CARITAU JAKARTA - Harga minyak ditutup turun pada akhir perdagangan Jumat (1/4/2022) atau Sabtu pagi WIB, setelah anggota Badan Energi Internasional (IEA) setuju untuk bergabung dalam aksi pelepasan cadangan minyak AS terbesar yang pernah ada.
Harga minyak mentah berjangka Brent untuk pengiriman Juni turun 32 sen atau 0,3%, menjadi USD 104,39 per barel di London ICE Futures Exchange.
Baca Juga: Wamendag Jerry Dorong Ekspor Indonesia Melalui Ritel Rusia
Harga minyak mentah berjangka West Texas Intermediate (WTI) AS untuk pengiriman Mei kehilangan USD 1,01 dolar AS atau 1,0%, menjadi ditutup di USD 99,27 per barel di New York Mercantile Exchange.
Baik kontrak acuan harga minyak mentah Brent maupun minyak AS anjlok sekitar 13% dalam penurunan mingguan terbesar mereka dalam dua tahun setelah Presiden AS Joe Biden mengumumkan pelepasan cadangan minyak daruratnya pada Kamis (31/3/2022).

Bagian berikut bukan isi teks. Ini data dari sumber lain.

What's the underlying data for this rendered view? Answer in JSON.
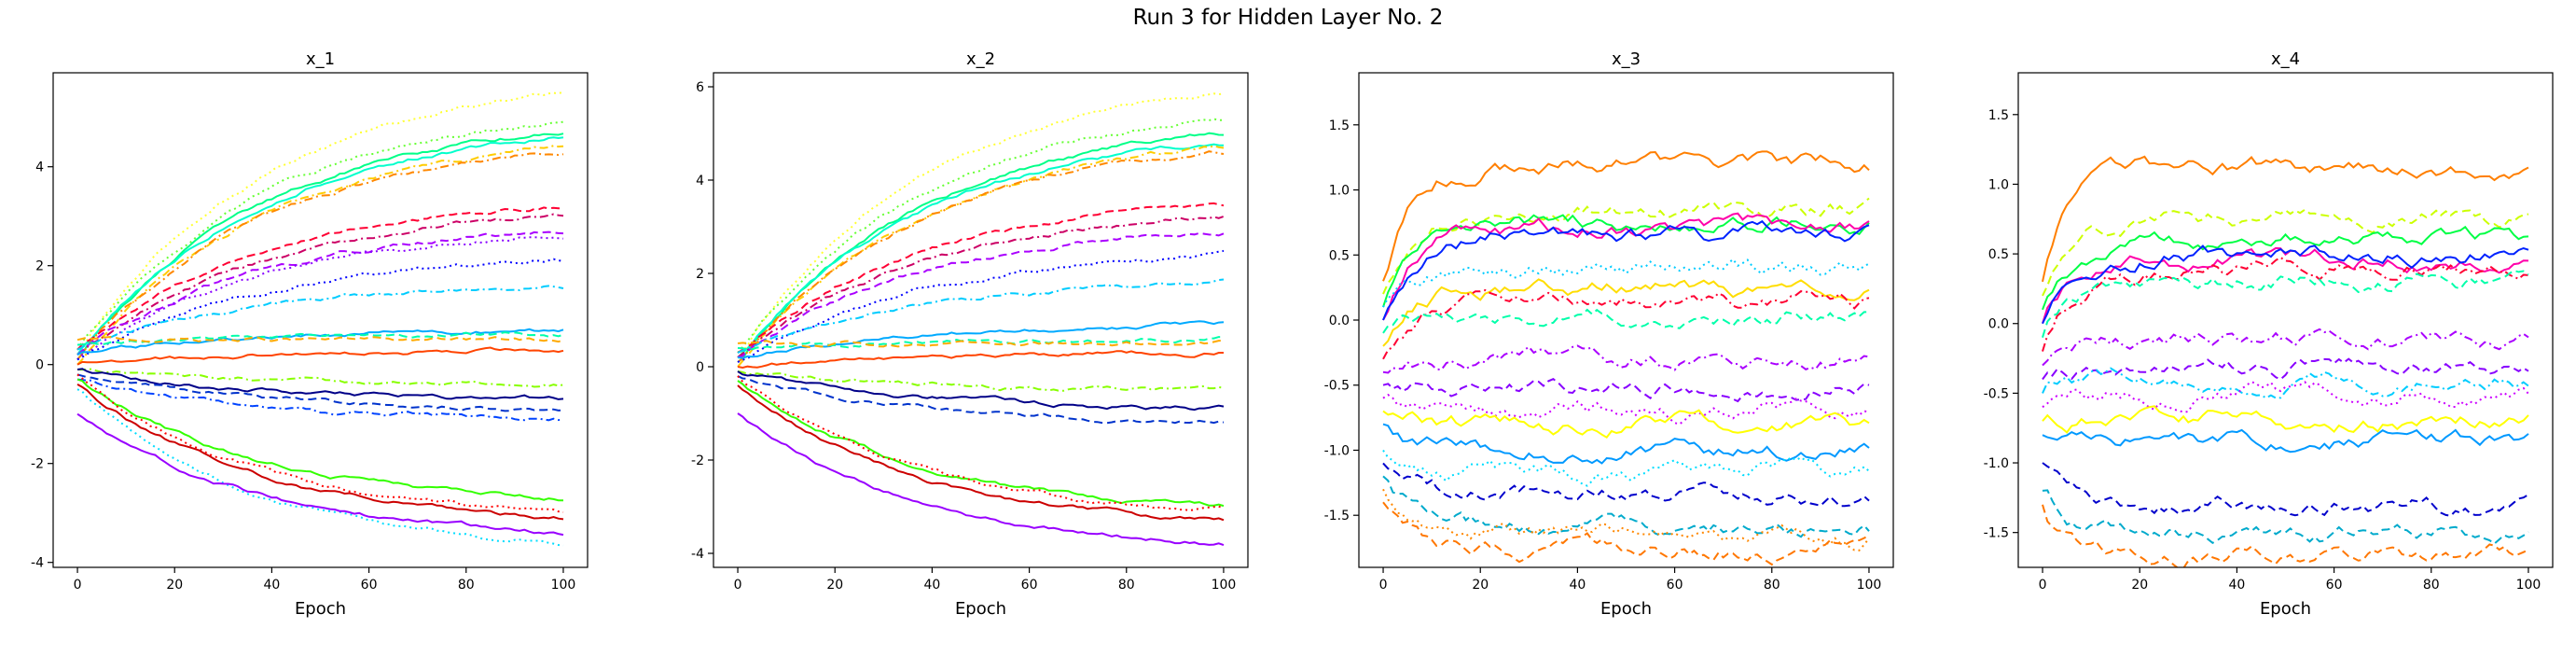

Biden mengumumkan pelepasan 1 juta barel per hari (bph) minyak mentah selama enam bulan mulai Mei, yang pada 180 juta barel merupakan pelepasan terbesar dari Cadangan Minyak Strategis (SPR) AS.
Negara-negara anggota Badan Energi Internasional pada Jumat (1/4/2022) tidak menyetujui volume atau komitmen masing-masing negara pada pertemuan darurat mereka, kata Direktur Divisi Urusan Unternasional di Kementerian Ekonomi, Perdagangan dan Industri Jepang, Hidechika Koizumi. Dia menambahkan bahwa detail tambahan dapat diketahui "dalam minggu depan atau lebih."
OPEC+, yang mencakup Organisasi Negara-negara Pengekspor Minyak dan sekutunya termasuk Rusia, pada Kamis (31/3/2022) tetap dengan rencana peningkatan 432.000 barel per hari ke target produksi Mei mereka meskipun ada tekanan Barat untuk menambahkan lebih banyak.
Perusahaan-perusahaan energi AS pekan lalu menambahkan rig minyak dan gas alam untuk minggu kedua berturut-turut tetapi pertumbuhan jumlah rig tetap lambat, karena pengebor terus mengembalikan uang tunai kepada pemegang saham dari harga minyak mentah yang tinggi daripada meningkatkan produksi.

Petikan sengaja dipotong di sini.